A scam on EBay Inc, the largest Internet auctioneer, that duped users out of US$880,000 for computers they bid on and never received has netted a Connecticut woman a four-year, nine-month jail sentence.
US District Court Judge Nathaniel Gorton also ordered the woman, Teresa Smith, to repay US$857,776 to buyers of the computers she never shipped and fined her US$10,000. Smith, 25, pleaded guilty on Dec. 20 to five counts of mail fraud and five counts of wire fraud, according to a statement from the office of US Attorney Michael Sullivan.
Sullivan said the scheme appeared to be the largest case of Internet auction fraud ever prosecuted. Sullivan claimed Smith, who also went by the name Teresa Iaconi, sold computers to 350 individual buyers through Internet auction sites from April 2001 to last October.

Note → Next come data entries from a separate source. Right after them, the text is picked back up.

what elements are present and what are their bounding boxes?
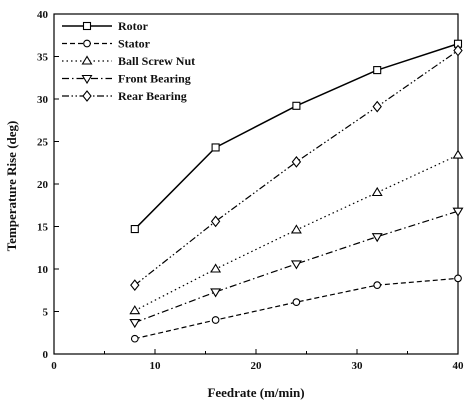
series-line	[134, 50, 459, 286]
x-axis-title: Feedrate (m/min)	[207, 385, 304, 400]
series-rear-bearing	[130, 44, 463, 292]
x-tick-label: 30	[352, 360, 364, 372]
legend-label: Ball Screw Nut	[118, 54, 195, 68]
y-tick-label: 30	[37, 94, 49, 106]
x-tick-label: 0	[51, 360, 57, 372]
series-line	[134, 277, 459, 340]
data-point	[211, 143, 220, 152]
data-point	[130, 279, 140, 292]
y-tick-label: 10	[37, 264, 49, 276]
data-point	[452, 149, 464, 159]
legend-item: Stator	[62, 37, 151, 51]
data-point	[372, 100, 382, 113]
data-point	[292, 101, 301, 110]
legend-item: Rear Bearing	[62, 89, 187, 103]
data-point	[371, 233, 383, 243]
y-tick-label: 0	[43, 349, 49, 361]
data-point	[290, 224, 302, 234]
legend: Rotor Stator Ball Screw Nut Front Bearing Re…	[62, 19, 195, 103]
series-layer	[129, 39, 464, 343]
y-tick-label: 25	[37, 137, 49, 149]
legend-label: Rear Bearing	[118, 89, 187, 103]
data-point	[129, 305, 141, 315]
data-point	[290, 260, 302, 270]
legend-item: Ball Screw Nut	[62, 54, 195, 68]
legend-marker	[81, 74, 93, 85]
legend-item: Front Bearing	[62, 72, 191, 86]
data-point	[210, 215, 221, 228]
y-tick-label: 15	[37, 222, 49, 234]
data-point	[130, 334, 139, 343]
legend-marker	[81, 55, 93, 65]
series-ball-screw-nut	[129, 149, 464, 315]
x-tick-label: 10	[150, 360, 162, 372]
series-stator	[130, 274, 462, 343]
data-point	[210, 288, 222, 298]
x-tick-label: 40	[453, 360, 465, 372]
data-point	[453, 44, 463, 57]
legend-marker	[82, 21, 92, 31]
legend-item: Rotor	[62, 19, 149, 33]
data-point	[129, 318, 141, 329]
plot-frame	[53, 13, 459, 355]
x-tick-label: 20	[251, 360, 263, 372]
data-point	[130, 225, 139, 234]
legend-label: Rotor	[118, 19, 149, 33]
plot-area: 0 10 20 30 40 0 5 10 15 20 25 30 35 40 Rotor Stator Bal…	[37, 9, 464, 372]
data-point	[211, 316, 220, 324]
series-front-bearing	[129, 207, 464, 329]
data-point	[292, 298, 301, 307]
data-point	[452, 207, 464, 217]
legend-label: Front Bearing	[118, 72, 191, 86]
legend-marker	[82, 90, 92, 102]
legend-label: Stator	[118, 37, 151, 51]
data-point	[371, 186, 383, 197]
axis-ticks: 0 10 20 30 40 0 5 10 15 20 25 30 35 40	[37, 9, 464, 372]
y-tick-label: 35	[37, 52, 49, 64]
data-point	[373, 281, 382, 290]
data-point	[291, 156, 302, 168]
y-tick-label: 5	[43, 307, 49, 319]
data-point	[210, 263, 222, 273]
y-tick-label: 40	[37, 9, 49, 21]
legend-marker	[83, 39, 91, 48]
y-axis-title: Temperature Rise (deg)	[4, 121, 19, 252]
data-point	[373, 66, 382, 75]
series-rotor	[130, 39, 463, 234]
y-tick-label: 20	[37, 179, 49, 191]
data-point	[454, 274, 462, 283]
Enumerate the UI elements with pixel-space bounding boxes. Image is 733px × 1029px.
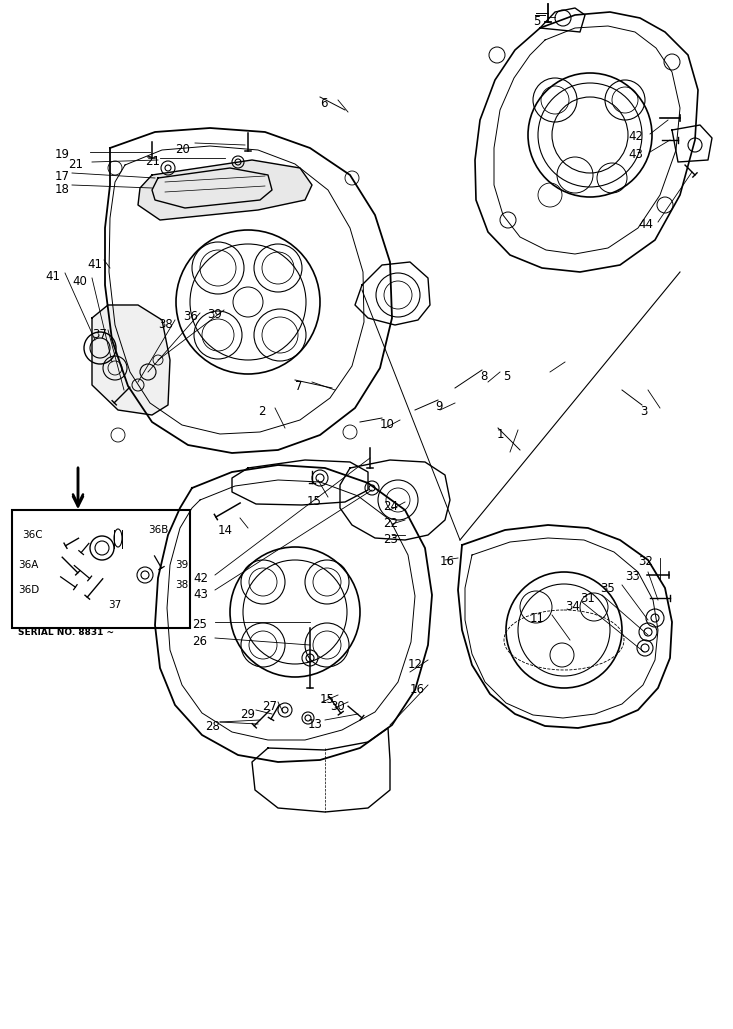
Text: 36: 36 [183, 310, 198, 323]
Text: 41: 41 [45, 270, 60, 283]
Text: 42: 42 [628, 130, 643, 143]
Text: 24: 24 [383, 500, 398, 513]
Text: 31: 31 [580, 592, 595, 605]
Text: 12: 12 [408, 658, 423, 671]
Text: 21: 21 [68, 158, 83, 171]
Text: 38: 38 [175, 580, 188, 590]
Text: 17: 17 [55, 170, 70, 183]
Text: 33: 33 [625, 570, 640, 583]
Text: 20: 20 [175, 143, 190, 156]
Text: 28: 28 [205, 720, 220, 733]
Text: 9: 9 [435, 400, 443, 413]
Text: 22: 22 [383, 517, 398, 530]
Text: 16: 16 [440, 555, 455, 568]
Text: 1: 1 [497, 428, 504, 441]
Text: 7: 7 [295, 380, 303, 393]
Text: 16: 16 [410, 683, 425, 696]
Text: 38: 38 [158, 318, 173, 331]
Text: 15: 15 [307, 495, 322, 508]
Text: 30: 30 [330, 700, 345, 713]
Text: 39: 39 [175, 560, 188, 570]
Text: SERIAL NO. 8831 ~: SERIAL NO. 8831 ~ [18, 628, 114, 637]
Text: 40: 40 [72, 275, 87, 288]
Text: 34: 34 [565, 600, 580, 613]
Text: 15: 15 [320, 693, 335, 706]
Polygon shape [92, 305, 170, 415]
Text: 36D: 36D [18, 586, 40, 595]
Text: 5: 5 [533, 15, 540, 28]
Text: 27: 27 [262, 700, 277, 713]
Text: 2: 2 [258, 405, 265, 418]
Text: 29: 29 [240, 708, 255, 721]
Text: 18: 18 [55, 183, 70, 196]
Text: 8: 8 [480, 370, 487, 383]
Text: 44: 44 [638, 218, 653, 230]
Text: 19: 19 [55, 148, 70, 161]
Text: 13: 13 [308, 718, 323, 731]
Text: 42: 42 [193, 572, 208, 586]
Text: 36B: 36B [148, 525, 169, 535]
Bar [12, 510, 190, 628]
Text: 5: 5 [503, 370, 510, 383]
Text: 6: 6 [320, 97, 328, 110]
Text: 21: 21 [145, 155, 160, 168]
Text: 11: 11 [530, 612, 545, 625]
Text: 10: 10 [380, 418, 395, 431]
Polygon shape [138, 159, 312, 220]
Text: 37: 37 [108, 600, 121, 610]
Text: 41: 41 [87, 258, 102, 271]
Text: 36A: 36A [18, 560, 38, 570]
Text: 3: 3 [640, 405, 647, 418]
Text: 37: 37 [92, 328, 107, 341]
Text: 36C: 36C [22, 530, 43, 540]
Text: 35: 35 [600, 582, 615, 595]
Text: 43: 43 [193, 588, 208, 601]
Text: 14: 14 [218, 524, 233, 537]
Text: 43: 43 [628, 148, 643, 161]
Text: 32: 32 [638, 555, 653, 568]
Text: 26: 26 [192, 635, 207, 648]
Text: 39: 39 [207, 308, 222, 321]
Text: 23: 23 [383, 533, 398, 546]
Text: 25: 25 [192, 618, 207, 631]
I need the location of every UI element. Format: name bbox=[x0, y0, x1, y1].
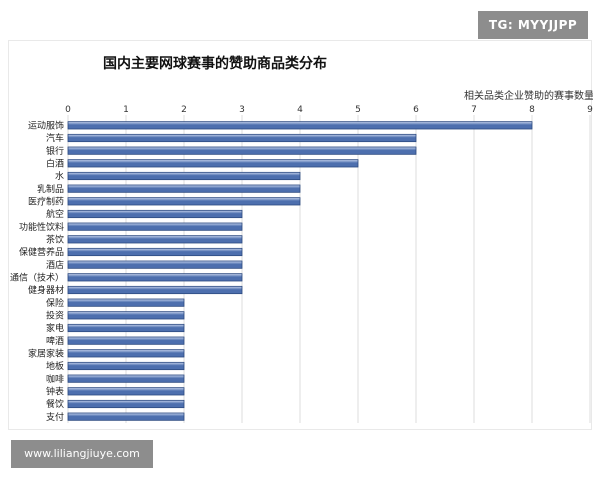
x-tick-label: 7 bbox=[471, 105, 477, 115]
category-label: 乳制品 bbox=[37, 183, 64, 195]
bar bbox=[67, 298, 185, 307]
bar bbox=[67, 184, 301, 193]
category-label: 咖啡 bbox=[46, 373, 64, 385]
x-tick-label: 4 bbox=[297, 105, 303, 115]
x-tick-labels: 0 1 2 3 4 5 6 7 8 9 bbox=[65, 105, 593, 115]
bar bbox=[67, 323, 185, 333]
bar bbox=[67, 133, 417, 143]
bar bbox=[67, 247, 243, 257]
bar-chart: 0 1 2 3 4 5 6 7 8 9 运动服饰汽车银行白酒水乳制品医疗制药航空功能性饮料茶饮保健… bbox=[10, 55, 593, 423]
bar bbox=[67, 146, 417, 155]
bar bbox=[67, 387, 185, 396]
bar bbox=[67, 361, 185, 371]
x-tick-label: 0 bbox=[65, 105, 71, 115]
category-label: 银行 bbox=[46, 145, 64, 157]
category-label: 支付 bbox=[46, 411, 64, 423]
category-label: 投资 bbox=[46, 310, 64, 322]
category-label: 保健营养品 bbox=[19, 246, 64, 258]
x-tick-label: 3 bbox=[239, 105, 245, 115]
category-label: 酒店 bbox=[46, 259, 64, 271]
category-label: 功能性饮料 bbox=[19, 221, 64, 233]
category-label: 健身器材 bbox=[28, 284, 64, 296]
category-label: 水 bbox=[55, 170, 64, 182]
x-tick-label: 2 bbox=[181, 105, 187, 115]
bar bbox=[67, 159, 359, 168]
bar bbox=[67, 235, 243, 244]
category-label: 家电 bbox=[46, 322, 64, 334]
watermark-tag: TG: MYYJJPP bbox=[478, 11, 588, 39]
category-label: 啤酒 bbox=[46, 335, 64, 347]
category-label: 保险 bbox=[46, 297, 64, 309]
x-tick-label: 5 bbox=[355, 105, 361, 115]
bar bbox=[67, 412, 185, 421]
category-label: 地板 bbox=[46, 360, 64, 372]
chart-title: 国内主要网球赛事的赞助商品类分布 bbox=[103, 55, 327, 72]
chart-frame: 0 1 2 3 4 5 6 7 8 9 运动服饰 汽车 银行 白酒水乳制品 医疗制药 航空 功能性饮料 茶饮 保健… bbox=[8, 40, 593, 430]
category-labels: 运动服饰汽车银行白酒水乳制品医疗制药航空功能性饮料茶饮保健营养品酒店通信（技术）… bbox=[10, 120, 64, 423]
bar bbox=[67, 260, 243, 269]
category-label: 汽车 bbox=[46, 132, 64, 144]
category-label: 家居家装 bbox=[28, 348, 64, 360]
category-label: 航空 bbox=[46, 208, 64, 220]
bar bbox=[67, 374, 185, 383]
watermark-url: www.liliangjiuye.com bbox=[11, 440, 153, 468]
category-label: 通信（技术） bbox=[10, 272, 64, 284]
bar bbox=[67, 336, 185, 345]
bar bbox=[67, 349, 185, 358]
category-label: 餐饮 bbox=[46, 398, 64, 410]
x-tick-label: 8 bbox=[529, 105, 535, 115]
bar bbox=[67, 222, 243, 231]
bar bbox=[67, 399, 185, 409]
x-axis-title: 相关品类企业赞助的赛事数量 bbox=[464, 89, 593, 102]
category-label: 钟表 bbox=[46, 386, 64, 398]
bars bbox=[67, 121, 533, 421]
bar bbox=[67, 197, 301, 206]
category-label: 运动服饰 bbox=[28, 120, 64, 132]
x-tick-label: 9 bbox=[587, 105, 593, 115]
bar bbox=[67, 171, 301, 181]
category-label: 茶饮 bbox=[46, 234, 64, 246]
category-label: 医疗制药 bbox=[28, 196, 64, 208]
x-tick-label: 1 bbox=[123, 105, 129, 115]
bar bbox=[67, 209, 243, 219]
bar bbox=[67, 311, 185, 320]
category-label: 白酒 bbox=[46, 158, 64, 170]
bar bbox=[67, 121, 533, 130]
x-tick-label: 6 bbox=[413, 105, 419, 115]
bar bbox=[67, 273, 243, 282]
bar bbox=[67, 285, 243, 295]
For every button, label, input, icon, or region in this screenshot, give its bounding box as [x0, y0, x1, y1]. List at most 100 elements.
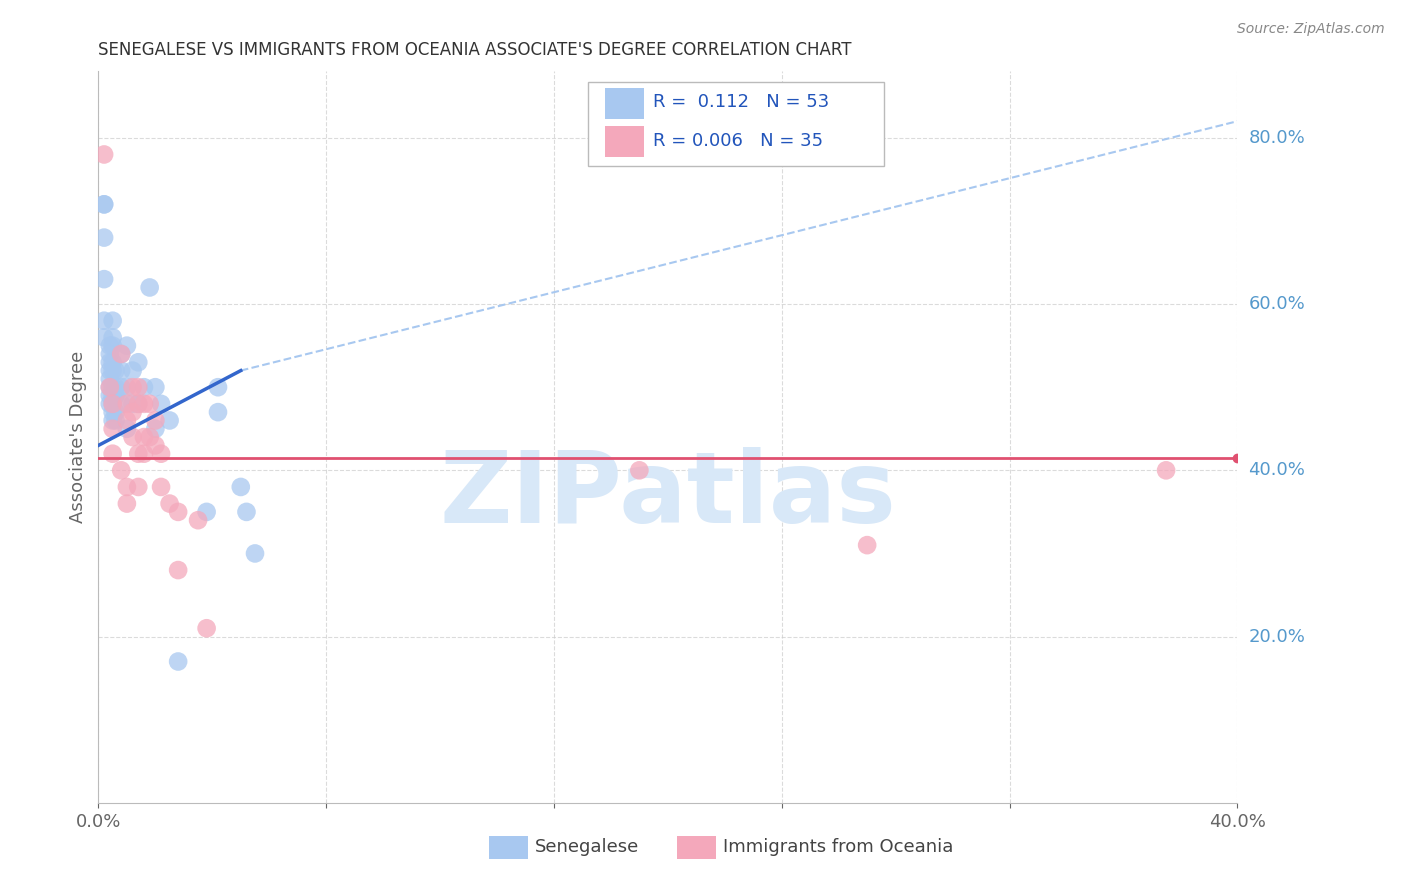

"Smith defrauded many of these buyers," according to an indictment filed by Sullivan. "She required them to pay for the computers up front, never provided them with the computers she had promised them, and refused to refund their payments."
Online auction scams accounted for 90 percent of consumer complaints about Internet fraud last year, according to the National Consumer League. People lost more than US$13 million to auction fraud last year, the group said last month.
EBay has said confirmed cases of fraud amount to less than one-one hundredth of 1 percent of all listings on its site. EBay spokesman Kevin Pursglove said the company hasn't released other fraud figures.
The company maintains a user feedback system by which buyers and sellers detail positive or negative dealings with others and employs workers to investigate and prevent fraud. Users with high negative feedback are suspended from bidding or selling on EBay.
The company also is testing software to detect criminal activity, Pursglove said.
Sullivan's indictment said Smith built up positive feedback by selling and delivering computers for at least US$500 below what she paid. Later buyers wouldn't receive their purchases, the charges said.